Redaktor Maciej Ziółkowski

Maciej Ziółkowski

Źródło: Legia.Net

04.03.2023 08:00

(akt. 04.03.2023 12:38)

Legia ma przed sobą kolejny – po rywalizacji z Widzewem – ligowy klasyk, tym razem na wyjeździe z Górnikiem Zabrze. Stołeczna drużyna spróbuje znowu nieco się zbliżyć do liderującego Rakowa Częstochowa, ale łatwo nie będzie, gdyż zmaga się z problemami kadrowymi. Mecz 23. kolejki PKO Ekstraklasy już w sobotę, 4 marca (godz. 20:00). Transmisja w CANAL+ 4K i CANAL+ SPORT, my zapraszamy do śledzenia również naszej relacji tekstowej na żywo.

Pełna kontrola, zasłużona wygrana i spokojny awans. Tak w skrócie można opisać ostatni, wtorkowy mecz piłkarzy Legii z III-ligową Lechią Zielona Góra, dający im wejście do półfinału Pucharu Polski (SPOSTRZEŻENIA). Warszawiacy zwyciężyli 3:0 po golach Tomasa Pekharta, Bartosza Kapustki oraz Carlitosa i pokazali, jak powinien wyglądać przebieg gry z zespołem z 4. poziomu rozgrywkowego. W walce o finał zmierzą się z II-ligowym KKS-em Kalisz.

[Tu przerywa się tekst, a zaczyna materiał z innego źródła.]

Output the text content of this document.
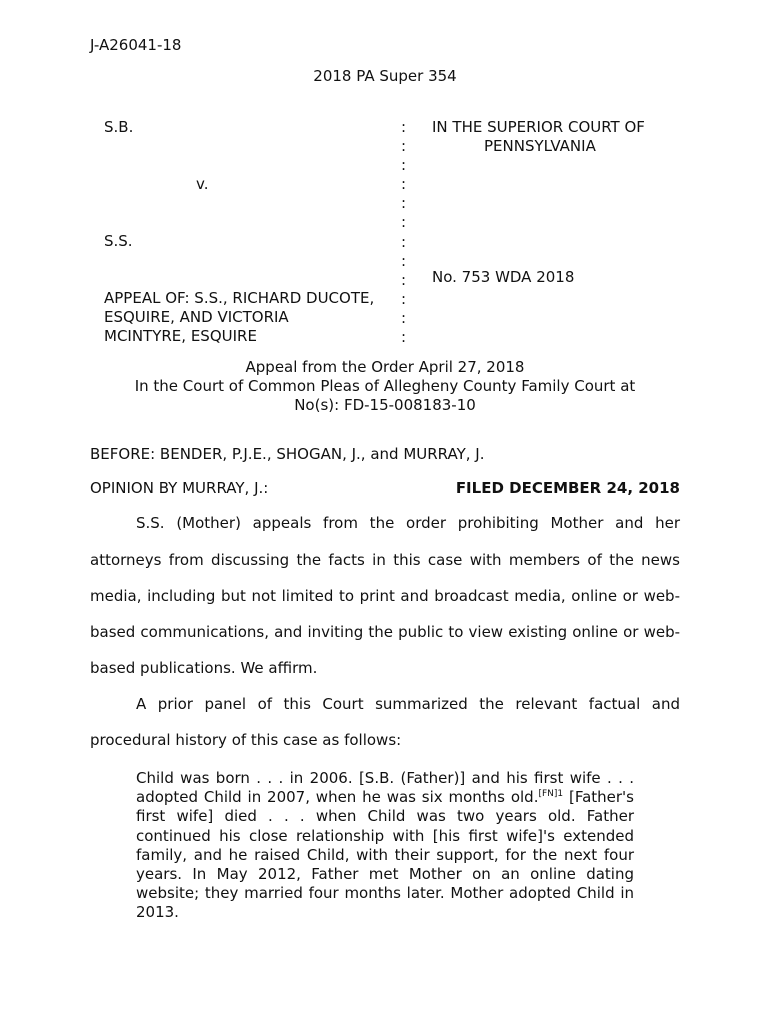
J-A26041-18
2018 PA Super 354
S.B.
v.
S.S.
APPEAL OF: S.S., RICHARD DUCOTE,
ESQUIRE, AND VICTORIA
MCINTYRE, ESQUIRE
:
:
:
:
:
:
:
:
:
:
:
:
IN THE SUPERIOR COURT OF
PENNSYLVANIA
No. 753 WDA 2018
Appeal from the Order April 27, 2018
In the Court of Common Pleas of Allegheny County Family Court at
No(s): FD-15-008183-10
BEFORE: BENDER, P.J.E., SHOGAN, J., and MURRAY, J.
OPINION BY MURRAY, J.:	FILED DECEMBER 24, 2018
S.S. (Mother) appeals from the order prohibiting Mother and her
attorneys from discussing the facts in this case with members of the news
media, including but not limited to print and broadcast media, online or web-
based communications, and inviting the public to view existing online or web-
based publications. We affirm.
A prior panel of this Court summarized the relevant factual and
procedural history of this case as follows:
Child was born . . . in 2006. [S.B. (Father)] and his first wife . . .
adopted Child in 2007, when he was six months old.$^{[FN]1}$ [Father's
first wife] died . . . when Child was two years old. Father
continued his close relationship with [his first wife]'s extended
family, and he raised Child, with their support, for the next four
years. In May 2012, Father met Mother on an online dating
website; they married four months later. Mother adopted Child in
2013.
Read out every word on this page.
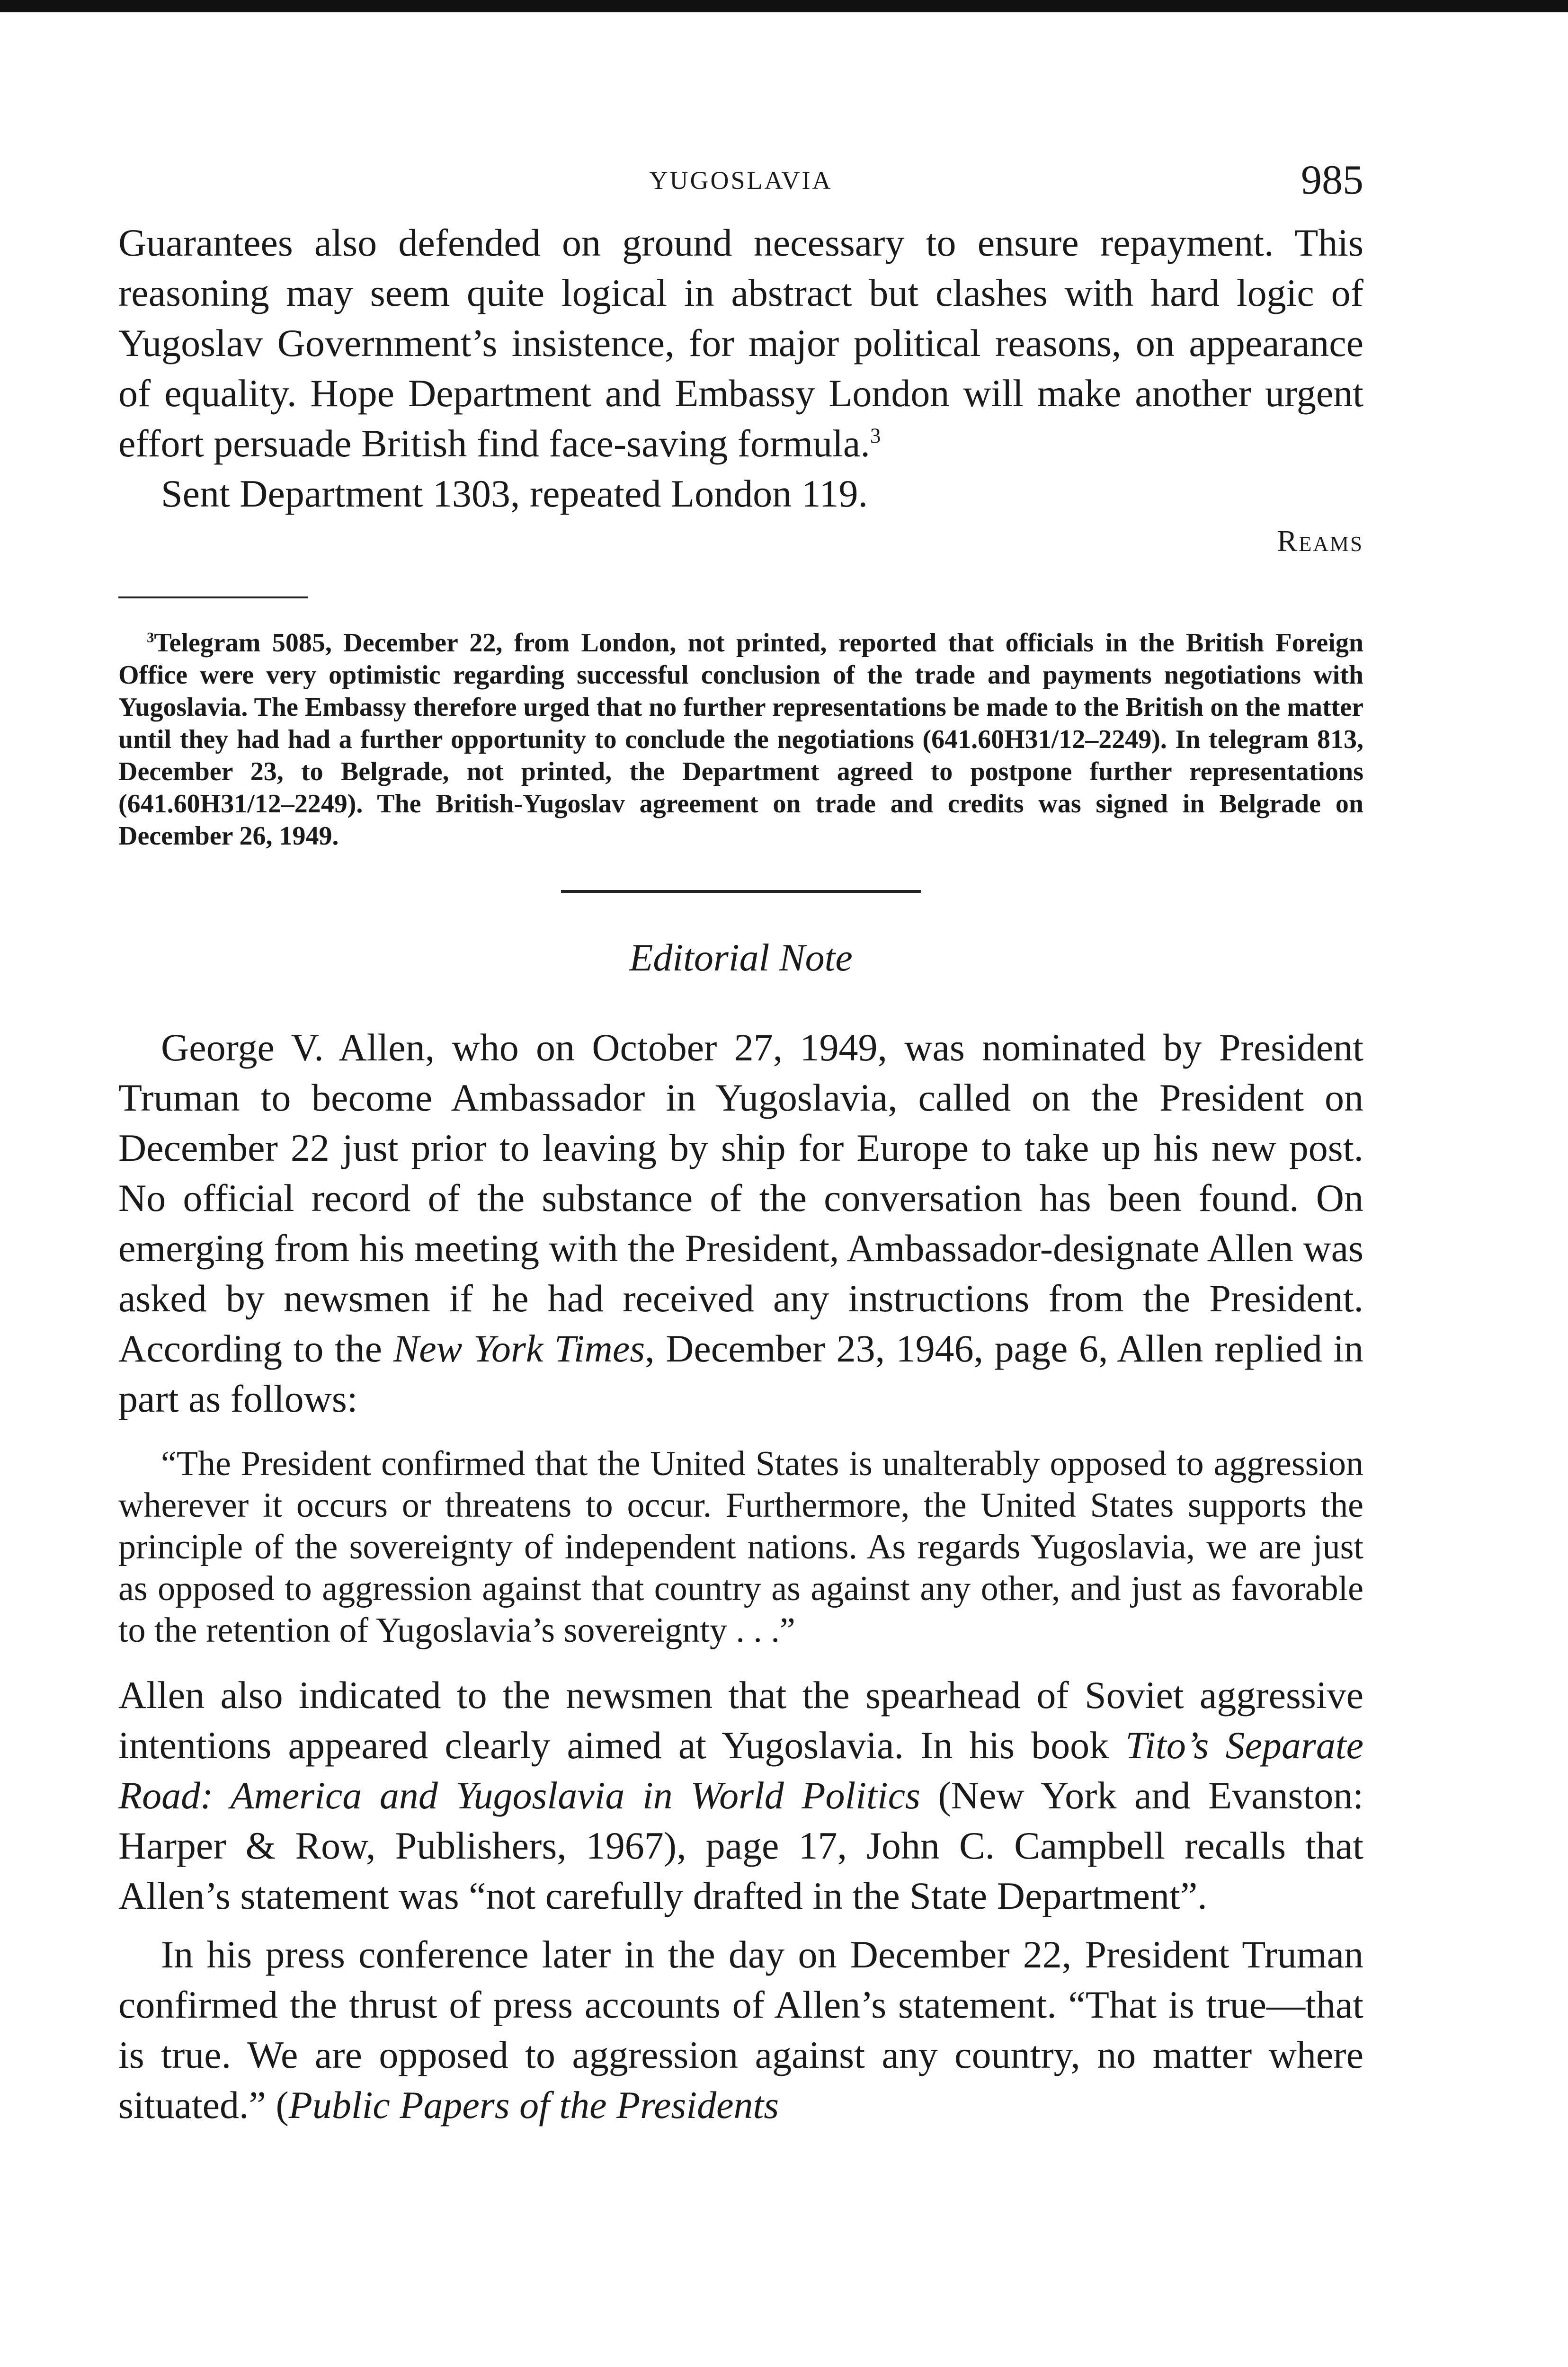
YUGOSLAVIA	985

Guarantees also defended on ground necessary to ensure repayment. This reasoning may seem quite logical in abstract but clashes with hard logic of Yugoslav Government’s insistence, for major political reasons, on appearance of equality. Hope Department and Embassy London will make another urgent effort persuade British find face-saving formula.$^3$

Sent Department 1303, repeated London 119.

Reams

$^3$Telegram 5085, December 22, from London, not printed, reported that officials in the British Foreign Office were very optimistic regarding successful conclusion of the trade and payments negotiations with Yugoslavia. The Embassy therefore urged that no further representations be made to the British on the matter until they had had a further opportunity to conclude the negotiations (641.60H31/12–2249). In telegram 813, December 23, to Belgrade, not printed, the Department agreed to postpone further representations (641.60H31/12–2249). The British-Yugoslav agreement on trade and credits was signed in Belgrade on December 26, 1949.

Editorial Note

George V. Allen, who on October 27, 1949, was nominated by President Truman to become Ambassador in Yugoslavia, called on the President on December 22 just prior to leaving by ship for Europe to take up his new post. No official record of the substance of the conversation has been found. On emerging from his meeting with the President, Ambassador-designate Allen was asked by newsmen if he had received any instructions from the President. According to the New York Times, December 23, 1946, page 6, Allen replied in part as follows:

“The President confirmed that the United States is unalterably opposed to aggression wherever it occurs or threatens to occur. Furthermore, the United States supports the principle of the sovereignty of independent nations. As regards Yugoslavia, we are just as opposed to aggression against that country as against any other, and just as favorable to the retention of Yugoslavia’s sovereignty . . .”

Allen also indicated to the newsmen that the spearhead of Soviet aggressive intentions appeared clearly aimed at Yugoslavia. In his book Tito’s Separate Road: America and Yugoslavia in World Politics (New York and Evanston: Harper & Row, Publishers, 1967), page 17, John C. Campbell recalls that Allen’s statement was “not carefully drafted in the State Department”.

In his press conference later in the day on December 22, President Truman confirmed the thrust of press accounts of Allen’s statement. “That is true—that is true. We are opposed to aggression against any country, no matter where situated.” (Public Papers of the Presidents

Przed "Wojskowymi", wiceliderem PKO Ekstraklasy z dorobkiem 43 punktów (12 zwycięstw, 7 remisów, 3 porażki) i 9 "oczkami" straty do Rakowa Częstochowa, następny – po rywalizacji z Widzewem – ligowy klasyk, tym razem w Zabrzu z Górnikiem. Jesienne spotkanie obu drużyn, przy Łazienkowskiej, zakończyło się remisem 2:2. Mimo że do 83. minuty Legia przegrywała 0:2, to zdołała wyrównać dzięki bramkom Josue (rzut karny) i Lindsay'a Rose'a.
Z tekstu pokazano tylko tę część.